Was gisteren eentonigheid troef, voegt zich daar vandaag nog eenzaamheid aan toe. Dat is wat een kaarsrechte kiezelweg met niets dan dor gras en enkele schaarse graanvelden ernaast, met je doet. Jenny zet na een tijdje haar zelfgemaakte mantra in: "Grote stenen, kleine stenen, kiezelstenen, zand". Het helpt om de kilometers af te malen en zonder te stoppen - er is immers geen rustplaats of water, laat staan een dorp - bereiken we na bijna 4 uur Calzadilla de la Cueza. In het onooglijke dorpje met enkele huizen eten we ons brood met ham en kaas op. We vinden even later toch een bar open en drinken er een café con leche.



Na het dorpje verandert het landschap enigzins. Er zijn weer enkele heuvels te zien. Via Lodijas bereiken we om 13u15 Terradillos de los Templarios. Deze naam verwijst naar de Tempeliers, een orde hospitaalridders voortkomend uit de kruistochten. Ook bekend van de uitdrukking 'kunnen drinken als een tempelier' en het zal wel geen water geweest zijn.


In de albergue aangekomen krijgen we een bed toegewezen in zeer nette kamers van 6 personen. Het zijn deze keer geen stapelbedden, dus krijgt Hugo voor een keer geen pijn aan zijn hoofd als hij opstaat en moet Jenny niet naar boven klauteren. Ook onze man uit Brasschaat ligt bij ons op de kamer. Even later komen ook Bert en Lieve uit Waasmunster aan, alsook de 6 Franse gepensioneerden. Ondertussen is het buiten beginnen regenen, maar gelukkig kunnen we onze was onder een afdak ophangen.

We merken de nederlander weer op, waarmee we enkele dagen geleden, toen nog samen met Willem Hoet, iets gedronken hebben. Hij is een eind in de veertig en heeft een naar onze smaak een eerder ongezonde voorkeur voor zeer jonge en vooral eenzame meisjes.

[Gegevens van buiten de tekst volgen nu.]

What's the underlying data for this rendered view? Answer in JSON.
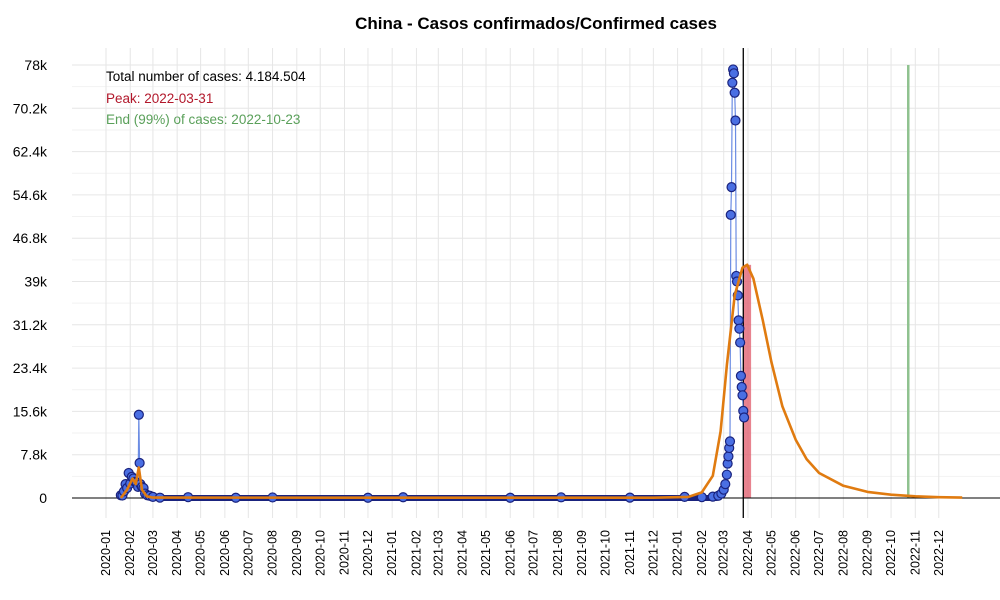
{
  "chart_data": {
    "type": "scatter",
    "title": "China - Casos confirmados/Confirmed cases",
    "xlabel": "",
    "ylabel": "",
    "ylim": [
      0,
      78000
    ],
    "y_ticks": [
      {
        "value": 0,
        "label": "0"
      },
      {
        "value": 7800,
        "label": "7.8k"
      },
      {
        "value": 15600,
        "label": "15.6k"
      },
      {
        "value": 23400,
        "label": "23.4k"
      },
      {
        "value": 31200,
        "label": "31.2k"
      },
      {
        "value": 39000,
        "label": "39k"
      },
      {
        "value": 46800,
        "label": "46.8k"
      },
      {
        "value": 54600,
        "label": "54.6k"
      },
      {
        "value": 62400,
        "label": "62.4k"
      },
      {
        "value": 70200,
        "label": "70.2k"
      },
      {
        "value": 78000,
        "label": "78k"
      }
    ],
    "x_ticks": [
      "2020-01",
      "2020-02",
      "2020-03",
      "2020-04",
      "2020-05",
      "2020-06",
      "2020-07",
      "2020-08",
      "2020-09",
      "2020-10",
      "2020-11",
      "2020-12",
      "2021-01",
      "2021-02",
      "2021-03",
      "2021-04",
      "2021-05",
      "2021-06",
      "2021-07",
      "2021-08",
      "2021-09",
      "2021-10",
      "2021-11",
      "2021-12",
      "2022-01",
      "2022-02",
      "2022-03",
      "2022-04",
      "2022-05",
      "2022-06",
      "2022-07",
      "2022-08",
      "2022-09",
      "2022-10",
      "2022-11",
      "2022-12"
    ],
    "grid": true,
    "annotations": [
      {
        "text": "Total number of cases: 4.184.504",
        "color": "#000000"
      },
      {
        "text": "Peak: 2022-03-31",
        "color": "#b2182b"
      },
      {
        "text": "End (99%) of cases: 2022-10-23",
        "color": "#5aa05a"
      }
    ],
    "markers": {
      "today_line": "2022-03-26",
      "peak_band": [
        "2022-03-26",
        "2022-04-05"
      ],
      "end_line": "2022-10-23"
    },
    "series": [
      {
        "kind": "observed",
        "color": "#4a6fe3",
        "edge_color": "#1a237e",
        "points": [
          {
            "x": "2020-01-20",
            "y": 500
          },
          {
            "x": "2020-01-22",
            "y": 450
          },
          {
            "x": "2020-01-24",
            "y": 1200
          },
          {
            "x": "2020-01-26",
            "y": 2500
          },
          {
            "x": "2020-01-28",
            "y": 1800
          },
          {
            "x": "2020-01-30",
            "y": 4500
          },
          {
            "x": "2020-02-01",
            "y": 2600
          },
          {
            "x": "2020-02-03",
            "y": 3800
          },
          {
            "x": "2020-02-05",
            "y": 3500
          },
          {
            "x": "2020-02-07",
            "y": 2900
          },
          {
            "x": "2020-02-09",
            "y": 2800
          },
          {
            "x": "2020-02-11",
            "y": 2000
          },
          {
            "x": "2020-02-12",
            "y": 15000
          },
          {
            "x": "2020-02-13",
            "y": 6300
          },
          {
            "x": "2020-02-14",
            "y": 2500
          },
          {
            "x": "2020-02-16",
            "y": 2000
          },
          {
            "x": "2020-02-18",
            "y": 1800
          },
          {
            "x": "2020-02-20",
            "y": 800
          },
          {
            "x": "2020-02-23",
            "y": 500
          },
          {
            "x": "2020-02-26",
            "y": 400
          },
          {
            "x": "2020-03-01",
            "y": 200
          },
          {
            "x": "2020-03-10",
            "y": 60
          },
          {
            "x": "2020-04-15",
            "y": 150
          },
          {
            "x": "2020-06-15",
            "y": 50
          },
          {
            "x": "2020-08-01",
            "y": 100
          },
          {
            "x": "2020-12-01",
            "y": 40
          },
          {
            "x": "2021-01-15",
            "y": 130
          },
          {
            "x": "2021-06-01",
            "y": 40
          },
          {
            "x": "2021-08-05",
            "y": 120
          },
          {
            "x": "2021-11-01",
            "y": 70
          },
          {
            "x": "2022-01-10",
            "y": 200
          },
          {
            "x": "2022-02-01",
            "y": 150
          },
          {
            "x": "2022-02-15",
            "y": 250
          },
          {
            "x": "2022-02-22",
            "y": 400
          },
          {
            "x": "2022-02-26",
            "y": 800
          },
          {
            "x": "2022-03-01",
            "y": 1500
          },
          {
            "x": "2022-03-03",
            "y": 2500
          },
          {
            "x": "2022-03-05",
            "y": 4200
          },
          {
            "x": "2022-03-06",
            "y": 6200
          },
          {
            "x": "2022-03-07",
            "y": 7500
          },
          {
            "x": "2022-03-08",
            "y": 9000
          },
          {
            "x": "2022-03-09",
            "y": 10200
          },
          {
            "x": "2022-03-10",
            "y": 51000
          },
          {
            "x": "2022-03-11",
            "y": 56000
          },
          {
            "x": "2022-03-12",
            "y": 74800
          },
          {
            "x": "2022-03-13",
            "y": 77200
          },
          {
            "x": "2022-03-14",
            "y": 76500
          },
          {
            "x": "2022-03-15",
            "y": 73000
          },
          {
            "x": "2022-03-16",
            "y": 68000
          },
          {
            "x": "2022-03-17",
            "y": 40000
          },
          {
            "x": "2022-03-18",
            "y": 39000
          },
          {
            "x": "2022-03-19",
            "y": 36500
          },
          {
            "x": "2022-03-20",
            "y": 32000
          },
          {
            "x": "2022-03-21",
            "y": 30500
          },
          {
            "x": "2022-03-22",
            "y": 28000
          },
          {
            "x": "2022-03-23",
            "y": 22000
          },
          {
            "x": "2022-03-24",
            "y": 20000
          },
          {
            "x": "2022-03-25",
            "y": 18500
          },
          {
            "x": "2022-03-26",
            "y": 15700
          },
          {
            "x": "2022-03-27",
            "y": 14500
          }
        ]
      },
      {
        "kind": "fit",
        "color": "#e07b10",
        "points": [
          {
            "x": "2020-01-20",
            "y": 0
          },
          {
            "x": "2020-01-28",
            "y": 1500
          },
          {
            "x": "2020-02-04",
            "y": 3500
          },
          {
            "x": "2020-02-08",
            "y": 2500
          },
          {
            "x": "2020-02-12",
            "y": 5500
          },
          {
            "x": "2020-02-16",
            "y": 1500
          },
          {
            "x": "2020-02-22",
            "y": 300
          },
          {
            "x": "2020-03-01",
            "y": 80
          },
          {
            "x": "2021-12-01",
            "y": 50
          },
          {
            "x": "2022-01-15",
            "y": 200
          },
          {
            "x": "2022-02-01",
            "y": 1000
          },
          {
            "x": "2022-02-15",
            "y": 4000
          },
          {
            "x": "2022-02-25",
            "y": 12000
          },
          {
            "x": "2022-03-05",
            "y": 24000
          },
          {
            "x": "2022-03-15",
            "y": 36500
          },
          {
            "x": "2022-03-25",
            "y": 41500
          },
          {
            "x": "2022-03-31",
            "y": 42000
          },
          {
            "x": "2022-04-08",
            "y": 39500
          },
          {
            "x": "2022-04-20",
            "y": 32000
          },
          {
            "x": "2022-05-01",
            "y": 24500
          },
          {
            "x": "2022-05-15",
            "y": 16500
          },
          {
            "x": "2022-06-01",
            "y": 10500
          },
          {
            "x": "2022-06-15",
            "y": 7000
          },
          {
            "x": "2022-07-01",
            "y": 4500
          },
          {
            "x": "2022-08-01",
            "y": 2200
          },
          {
            "x": "2022-09-01",
            "y": 1100
          },
          {
            "x": "2022-10-01",
            "y": 600
          },
          {
            "x": "2022-11-01",
            "y": 300
          },
          {
            "x": "2022-12-01",
            "y": 150
          },
          {
            "x": "2022-12-31",
            "y": 80
          }
        ]
      }
    ]
  }
}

(Marcel, Jenny, Bert en Lieve)

Nadat we onze blog hebben bijgewerkt, gaan we nog iets drinken in de bar van de albergue. We treffen er Bert en Lieve uit Waasmunster weer aan en ook onze man uit Brasschaat, die Marcel blijkt te heten. Hij heeft ondertussen al een flink aantal Veteranos achterover geslagen en blijft gezapig in het plat Antwerps verhalen vertellen. Buiten zitten nog een groep jongeren gitaar te spelen en te zingen. Pas om 22u30 is alles stil.

Al 420 km gedaan, nog 398 km te doen.